Это были письма, где каждое слово находило отклик в душе Петра Горенко и в душах самых верных его друзей. Так что теперь бригада, люди её существовали не только в сознании Легостаева, но и в горячих головах десятков ребят, которые по этим письмам учились жить. Мечта стала явью, она никоим образом не могла исчезнуть.
В ноябре пришёл ответ с Сахалина. Оттуда сообщали, что Степунов получил новое назначение и улетел на самолёте в один из дальних районов Арктики. Письмо ему можно будет передать только летом будущего года.

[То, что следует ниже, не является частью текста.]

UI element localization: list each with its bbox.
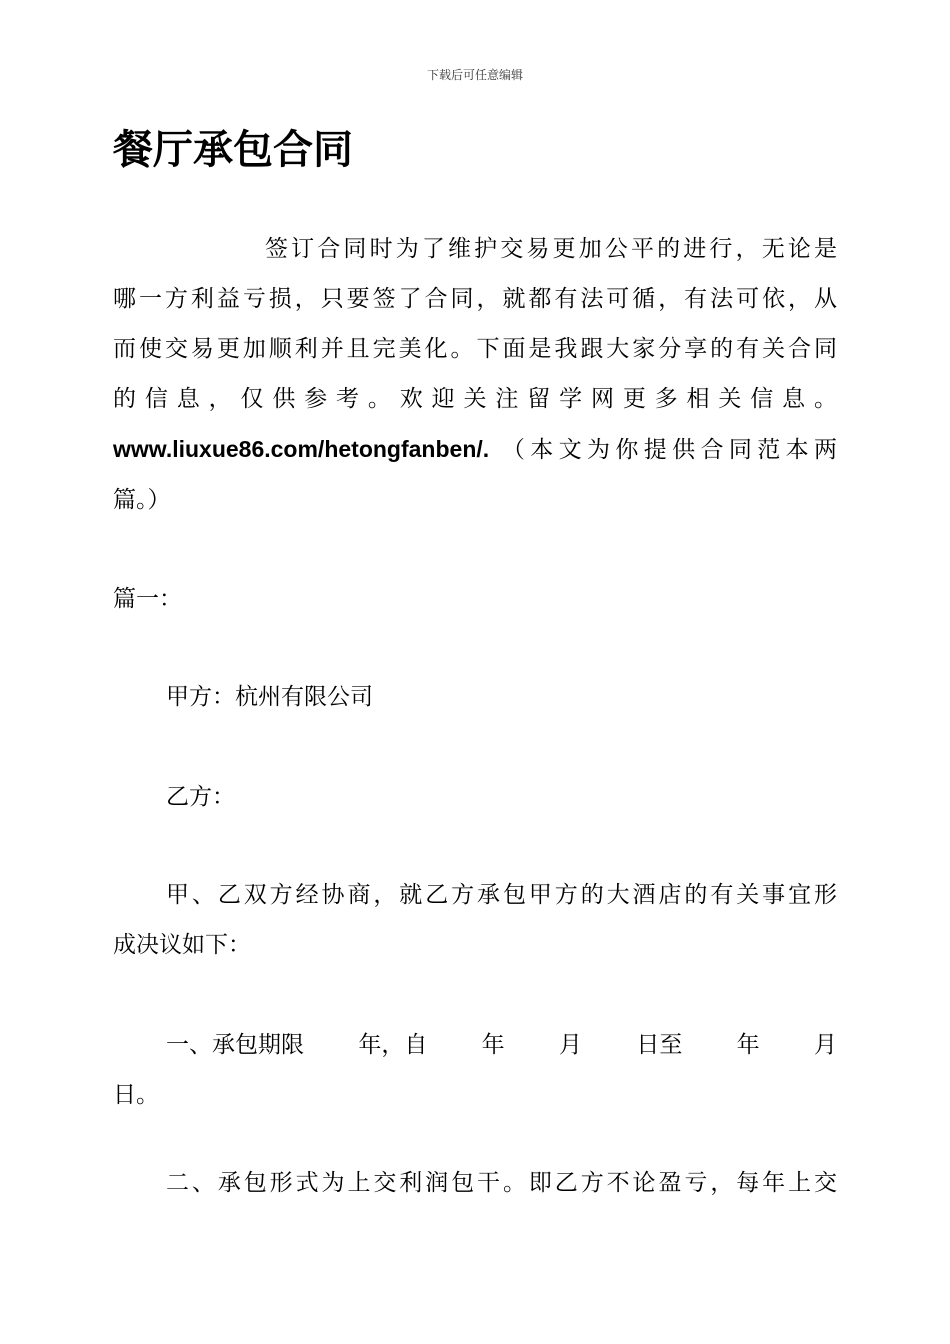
agreement-paragraph bbox=[113, 870, 837, 970]
intro-line: 哪一方利益亏损，只要签了合同，就都有法可循，有法可依，从 bbox=[113, 286, 837, 312]
term-month: 月 bbox=[558, 1032, 582, 1058]
header-note: 下载后可任意编辑 bbox=[426, 68, 523, 82]
term-day-to: 日至 bbox=[636, 1032, 683, 1058]
intro-line: 签订合同时为了维护交易更加公平的进行，无论是 bbox=[265, 236, 837, 262]
term-tail: 日。 bbox=[113, 1082, 159, 1108]
agreement-line: 甲、乙双方经协商，就乙方承包甲方的大酒店的有关事宜形 bbox=[166, 882, 837, 908]
site-url-link[interactable]: www.liuxue86.com/hetongfanben/. bbox=[113, 436, 490, 462]
party-b bbox=[113, 772, 837, 822]
agreement-line: 成决议如下： bbox=[113, 932, 251, 958]
document-title: 餐厅承包合同 bbox=[113, 127, 353, 173]
term-line bbox=[113, 1020, 837, 1070]
section-heading: 篇一： bbox=[113, 586, 182, 612]
term-clause bbox=[113, 1020, 837, 1120]
term-year: 年 bbox=[481, 1032, 505, 1058]
term-label: 一、承包期限 bbox=[166, 1032, 304, 1058]
party-b-line: 乙方： bbox=[166, 784, 235, 810]
term-year2: 年 bbox=[736, 1032, 760, 1058]
term-year-unit: 年，自 bbox=[358, 1032, 428, 1058]
party-a bbox=[113, 672, 837, 722]
clause-2-line: 二、承包形式为上交利润包干。即乙方不论盈亏，每年上交 bbox=[166, 1170, 837, 1196]
party-a-line: 甲方：杭州有限公司 bbox=[166, 684, 373, 710]
intro-line-tail: （本文为你提供合同范本两 bbox=[501, 437, 838, 463]
intro-line: 而使交易更加顺利并且完美化。下面是我跟大家分享的有关合同 bbox=[113, 336, 837, 362]
intro-line-url bbox=[113, 424, 837, 475]
intro-line: 篇。） bbox=[113, 487, 171, 513]
clause-2 bbox=[113, 1158, 837, 1208]
intro-line: 的信息，仅供参考。欢迎关注留学网更多相关信息。 bbox=[113, 386, 837, 412]
term-month2: 月 bbox=[813, 1032, 837, 1058]
intro-paragraph bbox=[113, 224, 837, 525]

До весны всё шло по-прежнему.
За эти месяцы Легостаев получил премиальные, досрочно составив баланс, — это помогло привести в равновесие несколько шаткий бюджет.
В первые две недели апреля письма из Ровеньков не приходили. А пятнадцатого была получена телеграмма:
«Мама умерла. Разрешите приехать к вам. Пётр Горенко».
Не раздумывая, Легостаев сразу ответил: «Приезжай». И сообщил адрес.
Поезд подходил к станции в девять часов вечера. Уже почти стемнело. Легостаев молча стоял рядом с Довбней. Три медали «За боевые заслуги» поблёскивали в темноте на гимнастёрке Алексея Ивановича. Он стоял навытяжку, как в строю, не замечая тёплого весеннего дождя. Капли стекали по лицу, по плечам. Легостаев вглядывался в красные и зелёные огни семафора. Когда вдалеке мелькнул белый огонёк приближающегося поезда, он, не оборачиваясь, сказал Довбне:
— Всё-таки имелся обман?
— Какой же это обман? — неуверенно ответил младший лейтенант.
— Мальчик поймёт, — подумав, тихо проговорил Легостаев. — Должен понять, поскольку сын полковника Горенко.
— Должен! — кивнул головой Довбня.
Почему-то от этого короткого слова Легостаев почувствовал себя лучше. На секунду, как во сне, ему показалось, что не два человека, а вся бригаде находится здесь. За спиной, в темноте, подняв орудийные стволы, с открытыми люками, в которых стоят командиры, выстроились танки.
Бригада жила, она встречала своего сына. Поезд, который вёз Петра Горенко, с грохотом, всё ярче сверкая огнями, мимо открытого семафора мчался к станционному перрону.